Encouragingly, the second phase of the first round of the Mexican Government’s oil block auctions attracted more interest than the initial phase. Bids were made for 3 of the 5 blocks with estimates that these should attract USD 3.1bn in investment over the 25 year deal life. The step up in interest partly reflects more interesting geology, better legal and fiscal terms, and assets for extraction rather than exploration. But it also reflects improvements in the bidding process with the minimum threshold for any bid being revealed two weeks ahead of the bid dates and a USD 2.5m bid security guarantee for all contracts rather than each block . The third phase is due to take place in December this year with 25 onshore blocks up for auction which are expected to attract interest from local players. Thereafter, the deep-water fields are expected to be auctioned which are expected to generate a good level of interest from the global majors.

Mexico’s energy sector reform aims to boost foreign direct investment in the oil and gas sector and to boost Mexico’s declining production profile. Currently, the government budget projects that oil production will be 2.262 mbpd for 2015, falling to 2.247 mbpd in 2016, with only an increase of 0.1 percent expected in 2017. This industry transformation means Pemex, the government owned entity, no longer has a monopoly, although it remains the dominant player having retained 83 percent of Mexico’s probable reserves and 21 percent of its prospective reserves. Pemex remains 100 percent government owned but it is being given more autonomy and flexibility and is expected to be run more like a private sector company.

In September, Luis Videgaray, the Finance Minister, announced the draft budget estimates which aim for a path of fiscal consolidation despite lower oil prices. Mexico is forecast to grow in a range of 2.6 to 3.6 percent down from earlier estimates of 3.3 to 4.3 percent. The budget aims to cut the fiscal deficit from 3.5 percent of GDP to 3 percent in 2016 and the primary deficit to 0.5 percent from 1.3 percent. Given the weakness in the oil price and declining production this means significant spending cuts. The budget assumes a price of USD 50 per barrel for the Mexican blend for this year and next. The oil revenue estimates are reasonable as Mexico has hedged its 2016 production at USD49 per barrel next year using put options. The remaining USD1 per barrel is covered by a MXN 3.7bn balance within the oil stabilisation fund.
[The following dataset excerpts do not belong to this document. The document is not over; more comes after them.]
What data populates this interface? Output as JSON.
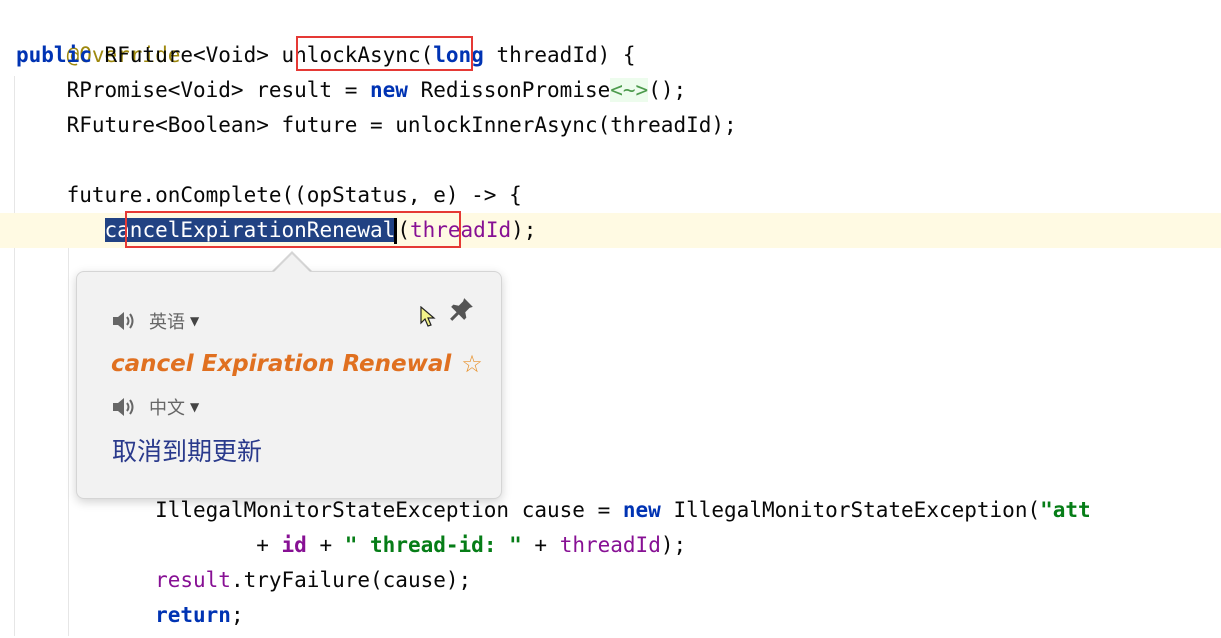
{
  "code": {
    "annotation": "@Override",
    "line_sig": {
      "public": "public",
      "type": " RFuture<Void> ",
      "method": "unlockAsync",
      "open": "(",
      "long": "long",
      "rest": " threadId) {"
    },
    "line_promise": {
      "indent": "    RPromise<Void> result = ",
      "new": "new",
      "type": " RedissonPromise",
      "hint": "<~>",
      "end": "();"
    },
    "line_future": "    RFuture<Boolean> future = unlockInnerAsync(threadId);",
    "line_oncomplete": "    future.onComplete((opStatus, e) -> {",
    "line_cancel": {
      "indent": "       ",
      "selected": "cancelExpirationRenewal",
      "open": "(",
      "arg": "threadId",
      "end": ");"
    },
    "line_exception": {
      "indent": "           IllegalMonitorStateException cause = ",
      "new": "new",
      "rest": " IllegalMonitorStateException(",
      "str": "\"att"
    },
    "line_concat": {
      "indent": "                   + ",
      "id": "id",
      "plus": " + ",
      "str": "\" thread-id: \"",
      "plus2": " + ",
      "arg": "threadId",
      "end": ");"
    },
    "line_tryfailure": {
      "indent": "           ",
      "obj": "result",
      "rest": ".tryFailure(cause);"
    },
    "line_return": {
      "indent": "           ",
      "kw": "return",
      "end": ";"
    }
  },
  "popup": {
    "source_lang": "英语",
    "source_text": "cancel Expiration Renewal",
    "target_lang": "中文",
    "translation": "取消到期更新"
  },
  "icons": [
    "speaker-icon",
    "pin-icon",
    "star-icon",
    "dropdown-icon",
    "mouse-cursor-icon"
  ],
  "colors": {
    "selection": "#214283",
    "keyword": "#0033b3",
    "string": "#067d17",
    "highlight_box": "#e53935",
    "source_word": "#e07020",
    "translation": "#2a3a8c"
  }
}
Based on these assumptions, oil revenues are expected to decline as a proportion of total revenues to 29 percent in 2015 and 20 percent in 2016. Total revenues are expected to drop to 21.5 percent of GDP in 2016 from 22.2 percent in 2015. Expenditures are expected to fall to 24.5 percent of GDP from 25.7 percent this year. On the positive side, there has been a pick-up in non-oil related revenues from improved tax collection. The government is looking for some recovery in the Mexican peso in its projections forecasting an average exchange rate of 15.9 to the US dollar for 2016 against the current exchange rate of 16.4256.

The budget is encouraging as, despite the more difficult operating environment, the government is showing itself determined to make the necessary changes to maintain a good level of fiscal discipline. This, combined with the structural reform agenda, which extends beyond just the hydrocarbon sector, continues to support Mexico’s credit rating.